Más allá del “sí, quiero”

vida50El matrimonio… ¡ese gran desconocido! O, al menos, esa gran incógnita que nos acusa a todos los que aún no nos hemos aventurado a probar las dulces mieles del casamiento. Y es que, por mucho que nos guste hacer gala de esa etiqueta que algunos llevamos como bandera donde puede leerse “estado civil: soltero”, lo cierto es que la vida, tal y como hoy la conocemos, parece mostrarse como un inevitable camino que nos empuja de manera inexorable hacia el altar. Se trata de uno de esos eventos naturales en la vida para los que no existe preparación. Es decir, uno puede medir al dedillo los detalles de la ceremonia: invitados, catering, iglesia… Pero, ¿y después? ¿Qué tipo de vida nos espera tras las nupcias?

Ésta es, sin duda, la pregunta del millón. Por mucho que nos casemos por amor, o por cumplir con los patrones que de nosotros espera la sociedad, por mucho que depositemos una plena confianza en nuestra futura compañera o compañero para –se supone- el resto de nuestros días; la vida, con sus caprichosos designios, siempre estará ahí para sorprendernos.

Pero, claro… ¿Para qué devanarse los sesos si vivimos en la época en la que la ciencia tiene respuestas para todo? Así es, con muy poco esfuerzo podemos hallar numerosos estudios que se han centrado en las consecuencias (buenas y no tan buenas) de la vida marital. Como el estudio que desarrollaron los científicos Zhenchao Qian y Dmitri Tumin, de la Universidad Estatal de Ohio, que acabaron por descubrir que, en general, las mujeres tienden a engordar tras casarse, mientras que el hombre suele hacerlo tras el divorcio.

Mal asunto, ¡cierto! Pero, ¿qué son unos kilitos de más en comparación con los grandes beneficios que trae consigo el estar casados? El asunto no es baladí, de hecho, otro estudio proveniente de la Universidad de Nueva York determinó que las personas casadas tienen menos posibilidades de sufrir enfermedades cardiovasculares. A esta conclusión llegaron tras analizar la salud de 3,5 millones de hombres y mujeres; y sí, parece ser que vivir acompañado favorece la vida saludable. Al fin y al cabo, en un matrimonio, el uno cuida del otro y viceversa. Los resultados del estudio determinaron que las personas casadas tienen un 5% menos de riesgo de contraer cualquier tipo de enfermedad cardiovascular. En fin… menos da una piedra.

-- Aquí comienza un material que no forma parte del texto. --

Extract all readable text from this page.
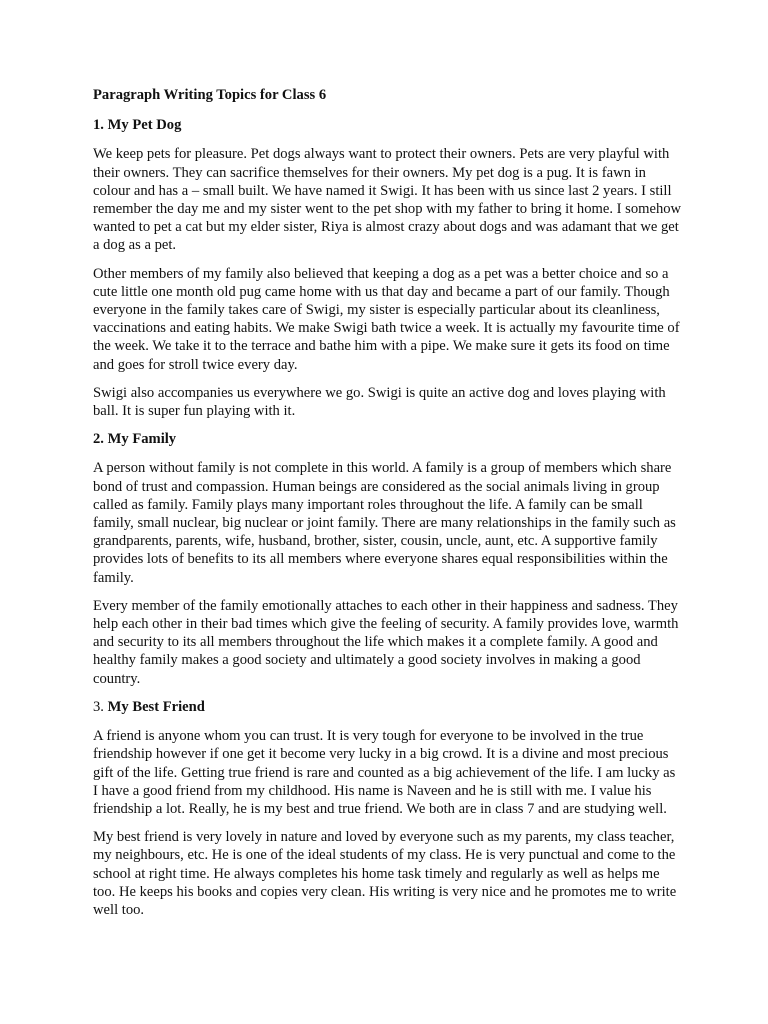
Paragraph Writing Topics for Class 6
1. My Pet Dog

We keep pets for pleasure. Pet dogs always want to protect their owners. Pets are very playful with their owners. They can sacrifice themselves for their owners. My pet dog is a pug. It is fawn in colour and has a – small built. We have named it Swigi. It has been with us since last 2 years. I still remember the day me and my sister went to the pet shop with my father to bring it home. I somehow wanted to pet a cat but my elder sister, Riya is almost crazy about dogs and was adamant that we get a dog as a pet.

Other members of my family also believed that keeping a dog as a pet was a better choice and so a cute little one month old pug came home with us that day and became a part of our family. Though everyone in the family takes care of Swigi, my sister is especially particular about its cleanliness, vaccinations and eating habits. We make Swigi bath twice a week. It is actually my favourite time of the week. We take it to the terrace and bathe him with a pipe. We make sure it gets its food on time and goes for stroll twice every day.

Swigi also accompanies us everywhere we go. Swigi is quite an active dog and loves playing with ball. It is super fun playing with it.

2. My Family

A person without family is not complete in this world. A family is a group of members which share bond of trust and compassion. Human beings are considered as the social animals living in group called as family. Family plays many important roles throughout the life. A family can be small family, small nuclear, big nuclear or joint family. There are many relationships in the family such as grandparents, parents, wife, husband, brother, sister, cousin, uncle, aunt, etc. A supportive family provides lots of benefits to its all members where everyone shares equal responsibilities within the family.

Every member of the family emotionally attaches to each other in their happiness and sadness. They help each other in their bad times which give the feeling of security. A family provides love, warmth and security to its all members throughout the life which makes it a complete family. A good and healthy family makes a good society and ultimately a good society involves in making a good country.

3. My Best Friend

A friend is anyone whom you can trust. It is very tough for everyone to be involved in the true friendship however if one get it become very lucky in a big crowd. It is a divine and most precious gift of the life. Getting true friend is rare and counted as a big achievement of the life. I am lucky as I have a good friend from my childhood. His name is Naveen and he is still with me. I value his friendship a lot. Really, he is my best and true friend. We both are in class 7 and are studying well.

My best friend is very lovely in nature and loved by everyone such as my parents, my class teacher, my neighbours, etc. He is one of the ideal students of my class. He is very punctual and come to the school at right time. He always completes his home task timely and regularly as well as helps me too. He keeps his books and copies very clean. His writing is very nice and he promotes me to write well too.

¿Y a la larga? Es decir, solemos preocuparnos por la vida en matrimonio a corto o medio plazo. Pero, ¿y si la cosa prospera y encontramos a esa persona con la que envejecer juntos? Pues también hay respuestas para eso (¿cómo no?). Según un estudio de la revista Archives of Sexual Behavoir, después de 50 años de matrimonio, las parejas experimentan un aumento en el apetito sexual. Gran noticia. Para ello analizaron la relación de las características sexuales de 1.656 adultos casados con edades comprendidas entre los 57 y los 85 años de edad. Y sí, parece ser que nuestros instintos más primitivos resurgen con el tiempo, aunque se hayan mantenido sepultados durante largas épocas de sequía.

Visto lo visto, lo mejor será que no adelantemos acontecimientos. Centrémonos en aquello que aún está en nuestras manos. Como cualquier cosa puede acabar sucediendo, intentemos que “nuestro gran día” merezca el devenir de cualquier posible futuro incierto. Al fin y al cabo, hemos venido a jugar.